SEOUL, Oct. 15 (Korea Bizwire) — A recent study has revealed that prescribing excessive amounts of antibiotics to toddlers can cause not only resistant bacteria, but also child obesity.
A research team from Seoul National University Hospital conducted a study of 31,733 toddlers who received periodic health checks between 2008 and 2012 to arrive at their conclusion.
Child obesity can lead to high blood pressure, diabetes, hyperlipidemia, and metabolic syndrome in later years.
The team showed that child obesity is more likely if toddlers under 24 months old are prescribed more varieties of antibiotics at an earlier age for an extended period of time.
Toddlers who were prescribed more than five kinds of antibiotics, for instance, are 42 percent more likely to suffer from child obesity than those who have been prescribed a single kind.
Toddlers on antibiotics for more than 180 days were 40 percent more likely to suffer from child obesity than those using antibiotics for less than 30 days.
It was also important to consider when antibiotics were first used on the toddler.

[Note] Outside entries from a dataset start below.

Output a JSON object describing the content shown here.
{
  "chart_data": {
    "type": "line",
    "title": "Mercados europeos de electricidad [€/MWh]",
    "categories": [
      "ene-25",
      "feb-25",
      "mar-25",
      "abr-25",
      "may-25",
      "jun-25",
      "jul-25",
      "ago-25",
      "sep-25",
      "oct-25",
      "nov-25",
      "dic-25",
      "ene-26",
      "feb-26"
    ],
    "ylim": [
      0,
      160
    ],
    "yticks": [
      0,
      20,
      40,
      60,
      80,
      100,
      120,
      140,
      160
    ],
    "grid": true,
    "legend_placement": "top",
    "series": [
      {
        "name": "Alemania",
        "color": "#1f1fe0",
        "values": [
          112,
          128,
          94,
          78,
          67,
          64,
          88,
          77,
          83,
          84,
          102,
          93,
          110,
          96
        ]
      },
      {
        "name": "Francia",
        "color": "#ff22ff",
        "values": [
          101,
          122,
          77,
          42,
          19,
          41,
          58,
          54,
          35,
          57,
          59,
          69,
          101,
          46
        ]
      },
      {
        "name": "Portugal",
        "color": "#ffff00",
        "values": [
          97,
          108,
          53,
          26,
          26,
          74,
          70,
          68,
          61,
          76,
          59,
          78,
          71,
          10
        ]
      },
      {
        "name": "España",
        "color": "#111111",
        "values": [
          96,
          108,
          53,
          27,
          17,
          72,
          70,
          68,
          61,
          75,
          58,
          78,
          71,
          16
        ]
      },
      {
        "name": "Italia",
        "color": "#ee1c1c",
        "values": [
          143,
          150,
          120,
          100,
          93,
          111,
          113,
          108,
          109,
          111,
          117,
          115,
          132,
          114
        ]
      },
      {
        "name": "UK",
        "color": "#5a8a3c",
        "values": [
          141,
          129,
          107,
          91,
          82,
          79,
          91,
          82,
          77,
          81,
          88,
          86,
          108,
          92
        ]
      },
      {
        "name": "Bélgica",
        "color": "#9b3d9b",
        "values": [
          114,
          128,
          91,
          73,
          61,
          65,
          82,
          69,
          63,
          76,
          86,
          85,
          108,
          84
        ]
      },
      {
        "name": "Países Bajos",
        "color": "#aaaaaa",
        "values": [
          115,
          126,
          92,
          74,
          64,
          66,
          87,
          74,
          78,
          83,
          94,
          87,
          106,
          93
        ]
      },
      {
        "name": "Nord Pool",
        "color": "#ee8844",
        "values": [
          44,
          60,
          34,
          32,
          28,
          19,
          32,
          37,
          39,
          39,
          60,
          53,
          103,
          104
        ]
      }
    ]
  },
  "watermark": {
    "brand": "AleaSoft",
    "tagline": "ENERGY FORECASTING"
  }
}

Toddlers who were prescribed antibiotics less than six months after birth were 33 percent more likely to suffer from child obesity than those receiving antibiotics prescriptions between 18 and 24 months after birth.
The research team pointed to the gut microbiome as a primary factor, arguing that excessive doses of antibiotics hurt microorganisms in the gut.
In other words, using antibiotics to get rid of bad bacteria is instead killing off good ones as well.